McLaren war lange abgeschlagen. Das Traditionsteam hat in dieser Formel-1-Saison aber eine erstaunliche Wende vollbracht. In Japan gelingt Norris und Piastri sogar ein Doppelpodium. Wie geht das?

Grinsend ließen sich Lando Norris und Oscar Piastri für das Formel-1-Familienalbum von McLaren fotografieren. Das erste Doppelpodium des englisch-australischen Duos hinter Red-Bull-Dominator Max Verstappen in Suzuka war der vorläufige Höhepunkt einer außerordentlichen Kehrtwende.
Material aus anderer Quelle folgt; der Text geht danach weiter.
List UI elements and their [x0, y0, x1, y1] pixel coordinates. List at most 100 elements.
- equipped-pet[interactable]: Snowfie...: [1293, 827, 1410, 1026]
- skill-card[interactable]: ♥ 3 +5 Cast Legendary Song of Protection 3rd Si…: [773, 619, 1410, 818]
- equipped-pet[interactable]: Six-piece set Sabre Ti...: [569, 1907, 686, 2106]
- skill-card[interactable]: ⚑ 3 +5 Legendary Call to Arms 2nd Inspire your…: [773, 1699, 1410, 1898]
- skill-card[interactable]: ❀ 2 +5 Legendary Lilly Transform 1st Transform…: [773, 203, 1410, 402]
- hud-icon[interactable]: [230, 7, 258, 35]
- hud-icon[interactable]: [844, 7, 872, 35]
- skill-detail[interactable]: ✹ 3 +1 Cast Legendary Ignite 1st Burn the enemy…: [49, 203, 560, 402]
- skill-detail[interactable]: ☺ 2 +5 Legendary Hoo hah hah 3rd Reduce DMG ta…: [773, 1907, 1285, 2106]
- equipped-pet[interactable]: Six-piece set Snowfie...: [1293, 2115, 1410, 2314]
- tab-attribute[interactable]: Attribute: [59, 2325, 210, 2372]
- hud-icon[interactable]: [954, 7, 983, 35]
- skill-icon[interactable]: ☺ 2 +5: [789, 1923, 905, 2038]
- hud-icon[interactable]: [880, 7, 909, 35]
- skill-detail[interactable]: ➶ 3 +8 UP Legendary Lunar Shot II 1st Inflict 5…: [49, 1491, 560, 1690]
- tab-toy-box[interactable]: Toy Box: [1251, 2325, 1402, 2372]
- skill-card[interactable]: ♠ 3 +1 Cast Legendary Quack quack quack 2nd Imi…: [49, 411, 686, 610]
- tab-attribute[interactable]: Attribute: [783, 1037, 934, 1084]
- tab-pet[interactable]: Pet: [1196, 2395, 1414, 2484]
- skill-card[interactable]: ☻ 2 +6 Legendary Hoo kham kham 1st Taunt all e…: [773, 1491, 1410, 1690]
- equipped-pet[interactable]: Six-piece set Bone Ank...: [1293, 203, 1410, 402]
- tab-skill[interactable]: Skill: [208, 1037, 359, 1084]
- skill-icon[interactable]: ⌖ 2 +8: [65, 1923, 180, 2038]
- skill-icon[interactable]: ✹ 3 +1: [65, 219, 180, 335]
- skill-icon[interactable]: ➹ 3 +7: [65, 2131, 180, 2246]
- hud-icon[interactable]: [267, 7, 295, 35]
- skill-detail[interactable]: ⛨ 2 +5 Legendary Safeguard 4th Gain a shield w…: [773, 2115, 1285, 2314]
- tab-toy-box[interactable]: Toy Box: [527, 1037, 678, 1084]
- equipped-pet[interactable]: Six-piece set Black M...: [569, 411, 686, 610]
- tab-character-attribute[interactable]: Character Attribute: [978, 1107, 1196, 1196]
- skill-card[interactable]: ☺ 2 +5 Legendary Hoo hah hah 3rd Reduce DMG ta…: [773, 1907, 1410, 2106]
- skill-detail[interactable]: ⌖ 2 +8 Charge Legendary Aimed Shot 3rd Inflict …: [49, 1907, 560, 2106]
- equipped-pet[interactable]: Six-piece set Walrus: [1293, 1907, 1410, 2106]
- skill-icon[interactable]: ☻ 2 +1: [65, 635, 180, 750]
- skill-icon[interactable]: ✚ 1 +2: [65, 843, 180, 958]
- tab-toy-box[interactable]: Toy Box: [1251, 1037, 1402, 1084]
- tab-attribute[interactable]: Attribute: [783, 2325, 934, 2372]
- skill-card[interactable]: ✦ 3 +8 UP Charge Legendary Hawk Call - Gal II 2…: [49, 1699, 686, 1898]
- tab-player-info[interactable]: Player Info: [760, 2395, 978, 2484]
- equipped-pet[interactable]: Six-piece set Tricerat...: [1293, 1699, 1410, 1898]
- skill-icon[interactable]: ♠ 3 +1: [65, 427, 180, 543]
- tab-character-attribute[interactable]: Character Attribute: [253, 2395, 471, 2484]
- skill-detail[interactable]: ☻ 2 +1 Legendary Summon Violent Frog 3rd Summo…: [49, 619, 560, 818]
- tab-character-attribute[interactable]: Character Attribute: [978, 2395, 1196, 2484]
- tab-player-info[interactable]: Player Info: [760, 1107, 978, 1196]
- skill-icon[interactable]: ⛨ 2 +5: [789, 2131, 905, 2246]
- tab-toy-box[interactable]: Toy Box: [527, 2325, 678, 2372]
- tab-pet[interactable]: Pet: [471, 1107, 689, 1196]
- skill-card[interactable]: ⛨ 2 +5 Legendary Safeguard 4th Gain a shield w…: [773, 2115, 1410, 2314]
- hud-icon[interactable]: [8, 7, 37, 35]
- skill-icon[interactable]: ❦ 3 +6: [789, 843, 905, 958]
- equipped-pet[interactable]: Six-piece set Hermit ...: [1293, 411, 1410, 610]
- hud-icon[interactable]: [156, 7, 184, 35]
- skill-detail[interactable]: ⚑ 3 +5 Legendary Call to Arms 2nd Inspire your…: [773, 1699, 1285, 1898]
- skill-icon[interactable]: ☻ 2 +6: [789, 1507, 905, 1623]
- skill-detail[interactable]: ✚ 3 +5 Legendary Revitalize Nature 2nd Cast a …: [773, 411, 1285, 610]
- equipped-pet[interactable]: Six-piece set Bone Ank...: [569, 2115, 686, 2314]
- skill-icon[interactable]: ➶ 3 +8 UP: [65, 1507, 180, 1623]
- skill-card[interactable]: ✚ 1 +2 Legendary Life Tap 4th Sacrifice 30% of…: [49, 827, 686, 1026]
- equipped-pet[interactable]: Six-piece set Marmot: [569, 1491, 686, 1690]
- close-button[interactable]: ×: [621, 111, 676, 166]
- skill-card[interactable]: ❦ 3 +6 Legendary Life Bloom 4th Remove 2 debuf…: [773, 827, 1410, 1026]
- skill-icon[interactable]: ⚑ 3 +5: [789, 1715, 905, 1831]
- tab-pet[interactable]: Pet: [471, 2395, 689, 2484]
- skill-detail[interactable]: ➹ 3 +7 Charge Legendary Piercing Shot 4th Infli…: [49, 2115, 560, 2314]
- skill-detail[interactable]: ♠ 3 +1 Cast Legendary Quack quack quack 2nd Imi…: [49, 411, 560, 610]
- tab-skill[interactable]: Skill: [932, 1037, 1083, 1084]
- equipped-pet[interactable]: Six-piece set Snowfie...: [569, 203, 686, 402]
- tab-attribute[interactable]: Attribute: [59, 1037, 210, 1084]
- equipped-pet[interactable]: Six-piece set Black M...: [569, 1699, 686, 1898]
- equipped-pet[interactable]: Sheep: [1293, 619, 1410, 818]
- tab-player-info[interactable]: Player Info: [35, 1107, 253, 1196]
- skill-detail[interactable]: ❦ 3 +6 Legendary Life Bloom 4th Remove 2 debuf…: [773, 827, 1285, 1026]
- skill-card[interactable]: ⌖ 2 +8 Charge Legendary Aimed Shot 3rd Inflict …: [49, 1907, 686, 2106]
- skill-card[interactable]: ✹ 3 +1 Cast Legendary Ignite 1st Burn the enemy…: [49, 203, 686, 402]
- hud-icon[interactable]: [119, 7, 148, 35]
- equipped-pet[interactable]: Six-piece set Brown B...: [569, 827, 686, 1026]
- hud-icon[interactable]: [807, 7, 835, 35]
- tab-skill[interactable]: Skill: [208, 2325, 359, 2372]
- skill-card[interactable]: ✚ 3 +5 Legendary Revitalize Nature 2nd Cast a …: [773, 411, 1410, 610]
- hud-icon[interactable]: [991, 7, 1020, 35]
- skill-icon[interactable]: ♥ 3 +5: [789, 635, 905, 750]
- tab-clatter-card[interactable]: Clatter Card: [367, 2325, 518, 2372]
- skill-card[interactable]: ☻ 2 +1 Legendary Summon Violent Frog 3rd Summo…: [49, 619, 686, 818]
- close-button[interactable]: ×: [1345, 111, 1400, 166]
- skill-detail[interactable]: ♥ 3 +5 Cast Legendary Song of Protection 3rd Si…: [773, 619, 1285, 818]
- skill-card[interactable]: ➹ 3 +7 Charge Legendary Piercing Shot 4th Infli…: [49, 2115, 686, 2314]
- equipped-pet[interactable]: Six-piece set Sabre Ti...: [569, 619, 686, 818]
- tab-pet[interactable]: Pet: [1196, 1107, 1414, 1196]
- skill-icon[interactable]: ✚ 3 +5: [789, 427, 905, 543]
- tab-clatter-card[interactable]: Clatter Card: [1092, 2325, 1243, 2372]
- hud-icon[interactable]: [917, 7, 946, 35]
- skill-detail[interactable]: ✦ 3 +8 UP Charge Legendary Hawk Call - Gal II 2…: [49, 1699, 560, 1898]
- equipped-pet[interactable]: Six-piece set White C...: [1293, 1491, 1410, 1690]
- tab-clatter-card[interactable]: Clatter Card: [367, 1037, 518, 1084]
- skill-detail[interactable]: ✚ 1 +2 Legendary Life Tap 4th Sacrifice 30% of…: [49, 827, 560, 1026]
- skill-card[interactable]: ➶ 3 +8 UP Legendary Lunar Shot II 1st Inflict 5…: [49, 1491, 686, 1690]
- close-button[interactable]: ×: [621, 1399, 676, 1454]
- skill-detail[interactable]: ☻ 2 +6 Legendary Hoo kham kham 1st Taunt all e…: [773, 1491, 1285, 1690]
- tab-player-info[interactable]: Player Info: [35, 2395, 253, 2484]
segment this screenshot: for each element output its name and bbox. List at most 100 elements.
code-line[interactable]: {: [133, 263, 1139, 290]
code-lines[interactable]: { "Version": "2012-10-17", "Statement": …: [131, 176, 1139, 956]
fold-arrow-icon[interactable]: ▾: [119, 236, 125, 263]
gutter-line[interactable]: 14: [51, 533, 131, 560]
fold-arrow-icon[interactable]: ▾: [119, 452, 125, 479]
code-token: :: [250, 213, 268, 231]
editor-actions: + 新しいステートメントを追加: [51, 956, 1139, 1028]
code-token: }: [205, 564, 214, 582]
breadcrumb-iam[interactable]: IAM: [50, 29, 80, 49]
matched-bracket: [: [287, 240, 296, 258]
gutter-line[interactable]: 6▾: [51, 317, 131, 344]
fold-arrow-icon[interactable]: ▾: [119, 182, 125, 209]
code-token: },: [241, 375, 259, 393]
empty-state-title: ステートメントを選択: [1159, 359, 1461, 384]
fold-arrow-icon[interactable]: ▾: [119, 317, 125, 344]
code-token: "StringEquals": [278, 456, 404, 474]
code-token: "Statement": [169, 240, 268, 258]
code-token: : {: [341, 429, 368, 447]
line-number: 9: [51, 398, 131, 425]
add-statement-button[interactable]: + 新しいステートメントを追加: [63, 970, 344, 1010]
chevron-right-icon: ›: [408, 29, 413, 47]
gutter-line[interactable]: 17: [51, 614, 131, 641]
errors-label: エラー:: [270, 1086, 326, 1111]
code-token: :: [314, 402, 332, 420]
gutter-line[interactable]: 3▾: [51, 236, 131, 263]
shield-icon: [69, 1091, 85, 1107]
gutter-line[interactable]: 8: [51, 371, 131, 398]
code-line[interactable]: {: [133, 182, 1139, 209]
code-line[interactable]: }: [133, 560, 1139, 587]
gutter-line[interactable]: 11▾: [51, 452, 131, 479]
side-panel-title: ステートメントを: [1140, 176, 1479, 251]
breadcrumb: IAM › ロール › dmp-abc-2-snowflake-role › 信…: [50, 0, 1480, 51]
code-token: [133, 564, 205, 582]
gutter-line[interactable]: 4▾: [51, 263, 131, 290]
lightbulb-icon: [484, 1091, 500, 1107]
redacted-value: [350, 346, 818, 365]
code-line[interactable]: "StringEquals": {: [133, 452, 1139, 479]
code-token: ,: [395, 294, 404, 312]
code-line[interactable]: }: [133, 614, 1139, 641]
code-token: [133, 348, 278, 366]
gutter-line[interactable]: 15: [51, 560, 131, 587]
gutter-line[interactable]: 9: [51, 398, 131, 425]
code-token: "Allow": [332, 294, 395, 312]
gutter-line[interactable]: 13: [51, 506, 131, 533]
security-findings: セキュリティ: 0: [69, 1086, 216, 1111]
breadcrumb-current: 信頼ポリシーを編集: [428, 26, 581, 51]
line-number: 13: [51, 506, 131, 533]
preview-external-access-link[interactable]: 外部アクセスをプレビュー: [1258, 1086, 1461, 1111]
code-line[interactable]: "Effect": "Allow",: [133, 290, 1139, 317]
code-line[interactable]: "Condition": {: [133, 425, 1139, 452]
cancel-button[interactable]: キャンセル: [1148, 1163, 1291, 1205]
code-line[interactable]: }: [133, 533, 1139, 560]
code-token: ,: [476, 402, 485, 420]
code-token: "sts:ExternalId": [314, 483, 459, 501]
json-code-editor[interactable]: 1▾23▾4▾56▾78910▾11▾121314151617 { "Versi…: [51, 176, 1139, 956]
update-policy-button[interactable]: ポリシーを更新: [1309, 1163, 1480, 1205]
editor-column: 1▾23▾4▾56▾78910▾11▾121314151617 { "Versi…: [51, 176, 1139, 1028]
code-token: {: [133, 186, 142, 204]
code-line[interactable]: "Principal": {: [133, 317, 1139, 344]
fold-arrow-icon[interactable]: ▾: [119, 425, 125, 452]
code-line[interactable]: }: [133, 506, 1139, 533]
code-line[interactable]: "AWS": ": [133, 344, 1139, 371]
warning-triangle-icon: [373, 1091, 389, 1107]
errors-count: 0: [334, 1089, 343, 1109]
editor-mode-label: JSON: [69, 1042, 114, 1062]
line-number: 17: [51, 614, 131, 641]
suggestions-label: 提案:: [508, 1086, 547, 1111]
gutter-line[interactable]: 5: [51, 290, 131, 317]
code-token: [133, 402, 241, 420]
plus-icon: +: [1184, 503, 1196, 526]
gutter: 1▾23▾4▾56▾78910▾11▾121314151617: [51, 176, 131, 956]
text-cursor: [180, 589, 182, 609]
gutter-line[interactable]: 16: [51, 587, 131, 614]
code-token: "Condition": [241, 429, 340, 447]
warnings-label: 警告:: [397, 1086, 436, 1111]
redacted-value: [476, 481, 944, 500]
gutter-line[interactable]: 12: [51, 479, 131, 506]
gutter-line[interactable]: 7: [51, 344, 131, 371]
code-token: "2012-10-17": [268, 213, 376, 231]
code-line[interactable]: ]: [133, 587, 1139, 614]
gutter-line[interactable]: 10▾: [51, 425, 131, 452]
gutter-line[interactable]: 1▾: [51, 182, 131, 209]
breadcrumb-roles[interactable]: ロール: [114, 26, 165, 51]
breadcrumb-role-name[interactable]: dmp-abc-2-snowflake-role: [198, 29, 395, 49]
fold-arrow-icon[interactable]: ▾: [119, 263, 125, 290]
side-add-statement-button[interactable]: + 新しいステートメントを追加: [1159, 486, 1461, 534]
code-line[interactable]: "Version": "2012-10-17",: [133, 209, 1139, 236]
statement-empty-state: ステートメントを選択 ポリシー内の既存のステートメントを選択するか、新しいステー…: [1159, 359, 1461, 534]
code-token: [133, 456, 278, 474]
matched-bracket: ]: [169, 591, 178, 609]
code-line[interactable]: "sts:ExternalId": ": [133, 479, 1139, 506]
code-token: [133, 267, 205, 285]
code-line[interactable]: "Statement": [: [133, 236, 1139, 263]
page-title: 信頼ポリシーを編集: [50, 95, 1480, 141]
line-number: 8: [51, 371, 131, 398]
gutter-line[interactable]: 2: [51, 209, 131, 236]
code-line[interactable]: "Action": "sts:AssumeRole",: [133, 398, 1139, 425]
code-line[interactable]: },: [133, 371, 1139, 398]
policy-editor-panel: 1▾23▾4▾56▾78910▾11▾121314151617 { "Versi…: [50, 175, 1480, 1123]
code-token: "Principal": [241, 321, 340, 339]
McLaren war noch zu Saisonbeginn auf dem Niveau der Hinterbänkler Alfa Romeo oder Williams. Mittlerweile liegt der Branchenprimus immerhin in Sichtweite. «Wir sind an Max nicht nah dran, aber auch nicht meilenweit weg», konstatierte Norris nach dem Grand Prix von Japan.

Norris hatte in Suzuka 19,4 Sekunden Rückstand auf Verstappen, Piastri sogar 36,5 Sekunden – das sind in der Formel 1 Galaxien. Da der zweimalige Weltmeister aus den Niederlanden aber ohnehin auf seiner eigenen Umlaufbahn rast, verlieren die Zahlen an Bedrohlichkeit. Piastris erster Podestplatz war sogar ein Meilenstein für den erst 22-jährigen Australier. Das Foto mit der Trophäe sei eines für den Kaminsims, meinte er stolz.

McLaren ist eines der geschichtsträchtigsten Formel-1-Teams. James Hunt, Niki Lauda, Ayrton Senna oder letztmals 2008 Lewis Hamilton wurden für die Engländer Fahrerweltmeister. Der pedantische Ron Dennis prägte als Teamchef eine Ära. Doch der achtmalige Konstrukteurs-Weltmeister jagt den Erfolgen von früher nur noch hinterher.

Radikalumbau bei McLaren

Ende des vergangenen Jahres entschied sich der Deutsche Andreas Seidl, McLaren als Teamchef zu verlassen und Geschäftsführer der Sauber-Gruppe zu werden. Er leitet den Einstieg von Audi als Werksteam zur Saison 2026. Der Italiener Andrea Stella wurde sein Nachfolger und sorgte mit McLaren-Geschäftsführer Zak Brown für einen Radikalumbau. So musste etwa Technikdirektor James Key nach dem enttäuschenden Saisonstart gehen, seine Verantwortung wurde auf gleich mehrere Schultern verteilt.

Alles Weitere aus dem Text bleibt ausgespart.